In this session, basic concepts of Sequence and series, introduction and formulas for arithmetic progression like Common Difference, Finite and infinite are explained.

A sequence of numbers is obtained by adding a fixed number to the preceding term except the first term.

A list of numbers.......If the differences are X2-X1, X3-X2, X4-X3....The same value is given.

There is a general form of an A.P......The common difference is "d" and "a"

Common difference is the difference between two terms.The difference value can be either positive or negative.

In the above examples, no.There are finite number of terms for 1 and 2.It is called finite A.P.In the same way.There are infinite number of terms for 3 and 4.They are called infinite arithmetic progressions.
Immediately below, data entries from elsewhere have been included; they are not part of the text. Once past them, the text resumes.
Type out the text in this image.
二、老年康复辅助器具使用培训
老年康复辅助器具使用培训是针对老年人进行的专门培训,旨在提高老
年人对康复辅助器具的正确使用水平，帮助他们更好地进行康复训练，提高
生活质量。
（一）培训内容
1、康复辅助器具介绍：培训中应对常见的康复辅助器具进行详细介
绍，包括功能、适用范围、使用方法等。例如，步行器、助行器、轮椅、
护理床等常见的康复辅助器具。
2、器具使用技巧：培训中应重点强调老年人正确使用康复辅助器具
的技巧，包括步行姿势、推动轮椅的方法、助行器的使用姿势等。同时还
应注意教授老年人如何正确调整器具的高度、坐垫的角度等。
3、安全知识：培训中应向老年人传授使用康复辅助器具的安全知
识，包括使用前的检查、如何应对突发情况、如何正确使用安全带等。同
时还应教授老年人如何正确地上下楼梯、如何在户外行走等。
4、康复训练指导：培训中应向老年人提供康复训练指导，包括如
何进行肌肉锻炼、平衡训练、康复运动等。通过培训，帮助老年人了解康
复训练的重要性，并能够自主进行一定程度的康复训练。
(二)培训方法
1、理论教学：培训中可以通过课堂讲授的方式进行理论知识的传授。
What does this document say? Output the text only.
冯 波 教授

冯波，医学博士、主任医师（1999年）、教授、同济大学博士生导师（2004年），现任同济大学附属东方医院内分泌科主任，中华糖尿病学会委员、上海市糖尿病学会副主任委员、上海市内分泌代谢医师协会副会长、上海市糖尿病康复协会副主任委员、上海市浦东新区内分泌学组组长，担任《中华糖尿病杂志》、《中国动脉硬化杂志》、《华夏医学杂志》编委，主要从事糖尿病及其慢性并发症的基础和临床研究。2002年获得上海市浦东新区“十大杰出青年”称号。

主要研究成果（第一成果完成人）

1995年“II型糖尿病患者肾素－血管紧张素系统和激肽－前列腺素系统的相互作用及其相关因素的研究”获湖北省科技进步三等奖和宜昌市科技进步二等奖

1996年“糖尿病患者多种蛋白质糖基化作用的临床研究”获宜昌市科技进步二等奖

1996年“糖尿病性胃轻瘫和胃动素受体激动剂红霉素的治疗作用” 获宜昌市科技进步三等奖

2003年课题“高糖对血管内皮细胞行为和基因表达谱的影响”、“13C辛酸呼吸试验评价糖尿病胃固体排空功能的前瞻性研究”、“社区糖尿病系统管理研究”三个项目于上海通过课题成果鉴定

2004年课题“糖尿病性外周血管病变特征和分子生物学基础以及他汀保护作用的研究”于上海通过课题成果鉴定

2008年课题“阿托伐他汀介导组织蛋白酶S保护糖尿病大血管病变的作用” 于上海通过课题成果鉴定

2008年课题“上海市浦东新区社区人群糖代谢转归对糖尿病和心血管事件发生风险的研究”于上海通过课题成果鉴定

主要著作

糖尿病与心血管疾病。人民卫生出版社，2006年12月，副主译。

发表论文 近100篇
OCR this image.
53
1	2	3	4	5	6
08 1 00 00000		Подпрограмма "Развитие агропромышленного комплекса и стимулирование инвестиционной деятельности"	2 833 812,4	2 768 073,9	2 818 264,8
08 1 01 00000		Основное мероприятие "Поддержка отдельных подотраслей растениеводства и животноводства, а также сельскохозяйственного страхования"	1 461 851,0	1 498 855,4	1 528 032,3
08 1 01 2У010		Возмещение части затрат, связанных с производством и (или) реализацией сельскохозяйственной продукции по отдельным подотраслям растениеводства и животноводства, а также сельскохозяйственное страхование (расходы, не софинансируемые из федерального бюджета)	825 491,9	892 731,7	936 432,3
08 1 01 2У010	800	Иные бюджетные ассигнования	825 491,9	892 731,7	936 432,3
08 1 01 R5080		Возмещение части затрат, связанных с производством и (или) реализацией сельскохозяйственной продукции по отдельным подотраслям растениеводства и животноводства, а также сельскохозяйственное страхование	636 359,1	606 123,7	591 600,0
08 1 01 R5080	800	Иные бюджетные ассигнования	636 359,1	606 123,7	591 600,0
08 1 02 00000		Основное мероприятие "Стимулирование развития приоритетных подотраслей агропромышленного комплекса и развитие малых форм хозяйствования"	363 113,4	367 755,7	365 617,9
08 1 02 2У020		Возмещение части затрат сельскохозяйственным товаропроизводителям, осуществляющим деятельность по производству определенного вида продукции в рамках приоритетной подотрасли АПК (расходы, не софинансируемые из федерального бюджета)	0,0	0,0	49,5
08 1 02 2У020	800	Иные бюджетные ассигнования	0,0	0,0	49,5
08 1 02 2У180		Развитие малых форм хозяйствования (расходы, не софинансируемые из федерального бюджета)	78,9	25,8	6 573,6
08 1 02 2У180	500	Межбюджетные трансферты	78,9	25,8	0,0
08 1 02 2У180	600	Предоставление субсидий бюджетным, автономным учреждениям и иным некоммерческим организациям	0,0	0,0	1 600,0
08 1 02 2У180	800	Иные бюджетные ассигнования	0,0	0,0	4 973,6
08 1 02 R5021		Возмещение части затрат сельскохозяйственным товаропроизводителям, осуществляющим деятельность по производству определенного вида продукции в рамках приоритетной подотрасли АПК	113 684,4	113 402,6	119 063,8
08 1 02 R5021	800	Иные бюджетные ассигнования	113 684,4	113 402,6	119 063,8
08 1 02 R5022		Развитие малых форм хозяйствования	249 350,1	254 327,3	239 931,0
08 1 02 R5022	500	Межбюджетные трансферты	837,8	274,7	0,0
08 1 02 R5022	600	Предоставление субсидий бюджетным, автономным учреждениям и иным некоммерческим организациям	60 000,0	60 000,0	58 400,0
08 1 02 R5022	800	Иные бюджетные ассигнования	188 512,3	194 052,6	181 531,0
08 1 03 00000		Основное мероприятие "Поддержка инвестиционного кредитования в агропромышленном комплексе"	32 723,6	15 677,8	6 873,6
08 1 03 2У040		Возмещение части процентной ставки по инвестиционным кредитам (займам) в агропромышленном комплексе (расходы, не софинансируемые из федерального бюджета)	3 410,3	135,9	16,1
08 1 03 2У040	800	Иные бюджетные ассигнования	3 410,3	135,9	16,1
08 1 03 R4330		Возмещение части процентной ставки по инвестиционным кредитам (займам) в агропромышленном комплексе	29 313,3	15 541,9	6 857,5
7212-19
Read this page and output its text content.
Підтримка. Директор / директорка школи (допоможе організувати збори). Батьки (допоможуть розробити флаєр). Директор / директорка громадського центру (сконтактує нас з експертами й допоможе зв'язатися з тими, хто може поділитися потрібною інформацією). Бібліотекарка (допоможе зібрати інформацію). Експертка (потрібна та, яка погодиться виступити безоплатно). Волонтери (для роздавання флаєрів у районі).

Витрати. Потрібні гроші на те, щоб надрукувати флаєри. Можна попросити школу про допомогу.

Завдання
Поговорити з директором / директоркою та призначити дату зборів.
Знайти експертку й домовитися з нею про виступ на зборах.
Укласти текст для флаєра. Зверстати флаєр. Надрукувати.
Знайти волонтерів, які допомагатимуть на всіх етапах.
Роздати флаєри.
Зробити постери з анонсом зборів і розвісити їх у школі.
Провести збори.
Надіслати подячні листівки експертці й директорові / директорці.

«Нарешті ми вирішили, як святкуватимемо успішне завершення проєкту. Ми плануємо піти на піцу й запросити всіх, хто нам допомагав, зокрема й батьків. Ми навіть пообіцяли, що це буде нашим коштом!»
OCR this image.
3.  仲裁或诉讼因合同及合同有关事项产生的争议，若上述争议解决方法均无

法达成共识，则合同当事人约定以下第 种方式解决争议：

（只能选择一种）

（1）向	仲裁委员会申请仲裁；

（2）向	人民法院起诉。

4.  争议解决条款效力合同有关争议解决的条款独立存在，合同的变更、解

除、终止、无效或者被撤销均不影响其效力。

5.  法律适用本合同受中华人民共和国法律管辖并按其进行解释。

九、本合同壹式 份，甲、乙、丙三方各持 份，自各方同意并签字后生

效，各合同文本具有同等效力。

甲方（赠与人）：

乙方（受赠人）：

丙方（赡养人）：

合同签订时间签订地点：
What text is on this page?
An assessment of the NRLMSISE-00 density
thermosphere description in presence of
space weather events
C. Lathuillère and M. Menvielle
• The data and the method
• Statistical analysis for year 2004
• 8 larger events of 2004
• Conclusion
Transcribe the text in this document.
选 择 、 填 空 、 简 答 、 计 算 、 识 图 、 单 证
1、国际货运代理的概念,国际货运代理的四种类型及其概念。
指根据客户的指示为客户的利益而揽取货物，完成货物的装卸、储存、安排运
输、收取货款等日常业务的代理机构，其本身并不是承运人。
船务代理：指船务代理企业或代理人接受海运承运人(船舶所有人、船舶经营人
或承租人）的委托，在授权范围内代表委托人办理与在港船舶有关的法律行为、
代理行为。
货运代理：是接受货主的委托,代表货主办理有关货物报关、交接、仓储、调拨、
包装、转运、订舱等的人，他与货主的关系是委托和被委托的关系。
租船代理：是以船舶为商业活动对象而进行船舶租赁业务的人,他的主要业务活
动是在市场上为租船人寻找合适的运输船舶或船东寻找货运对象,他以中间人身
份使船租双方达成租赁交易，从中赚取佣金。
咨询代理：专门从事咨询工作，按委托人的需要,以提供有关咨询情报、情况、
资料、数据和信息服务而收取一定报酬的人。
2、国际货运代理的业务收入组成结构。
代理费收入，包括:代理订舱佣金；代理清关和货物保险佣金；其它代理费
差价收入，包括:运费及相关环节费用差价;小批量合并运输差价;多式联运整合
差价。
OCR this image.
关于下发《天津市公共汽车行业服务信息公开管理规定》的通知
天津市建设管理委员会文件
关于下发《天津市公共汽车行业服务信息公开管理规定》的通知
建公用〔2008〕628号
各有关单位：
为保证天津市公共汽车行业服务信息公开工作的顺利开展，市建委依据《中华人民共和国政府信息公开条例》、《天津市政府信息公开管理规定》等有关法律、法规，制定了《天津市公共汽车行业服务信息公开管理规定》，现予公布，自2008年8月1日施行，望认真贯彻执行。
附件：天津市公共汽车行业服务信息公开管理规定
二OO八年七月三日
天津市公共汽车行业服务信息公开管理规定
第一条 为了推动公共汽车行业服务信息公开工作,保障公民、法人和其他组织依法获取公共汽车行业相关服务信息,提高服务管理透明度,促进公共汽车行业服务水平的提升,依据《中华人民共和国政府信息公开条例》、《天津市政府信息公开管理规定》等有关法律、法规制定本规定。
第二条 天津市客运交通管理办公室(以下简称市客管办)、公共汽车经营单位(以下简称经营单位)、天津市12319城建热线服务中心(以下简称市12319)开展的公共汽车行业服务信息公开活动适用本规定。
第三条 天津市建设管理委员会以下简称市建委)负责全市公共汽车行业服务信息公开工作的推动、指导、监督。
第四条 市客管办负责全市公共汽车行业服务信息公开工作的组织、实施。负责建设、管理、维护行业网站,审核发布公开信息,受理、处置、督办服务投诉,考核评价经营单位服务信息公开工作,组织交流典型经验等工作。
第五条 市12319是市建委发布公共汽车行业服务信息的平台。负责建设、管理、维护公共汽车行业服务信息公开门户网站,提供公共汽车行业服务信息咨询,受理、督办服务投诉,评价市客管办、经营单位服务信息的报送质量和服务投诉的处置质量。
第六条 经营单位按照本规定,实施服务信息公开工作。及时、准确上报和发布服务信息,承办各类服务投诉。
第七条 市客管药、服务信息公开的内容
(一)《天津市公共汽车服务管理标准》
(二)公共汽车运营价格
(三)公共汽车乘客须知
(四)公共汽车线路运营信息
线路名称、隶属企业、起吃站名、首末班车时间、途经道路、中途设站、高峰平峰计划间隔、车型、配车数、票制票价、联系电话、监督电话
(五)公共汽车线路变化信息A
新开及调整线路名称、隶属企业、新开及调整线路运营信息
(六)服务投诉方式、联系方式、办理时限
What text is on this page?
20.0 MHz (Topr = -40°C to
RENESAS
Let a+d, a+2d and a+3d.........There is a common difference between the first term a and the second term d.

2Sn is a combination of 2a and n-1 d...........+ [ 2a + ( n-1) d ]

If there is a +d, a +2d and a+3d......It is reversed to m, m-d, and m-2d....The common difference is negative and the reversed sequence is A.P.

3.The number of terms is the sum of the first two terms and the last two.

4.The difference of the sum to first and second terms is called the nth term.

5.If r1, r2, r3 and r4.....The sum of the terms equidistant from the beginning and the end is the same as the first and last term.

The page explains the formulas of Arithmetic Mean, Geometric Mean and Harmonic Mean.There is a relationship between Arithmetic, Geometric and...

We learn about the formula for the sum of terms and properties in this article.The mean formula...

Geometric progression problems with solution for the nth term of GP can be found in this page.

The properties of geometric progression were explained in this session.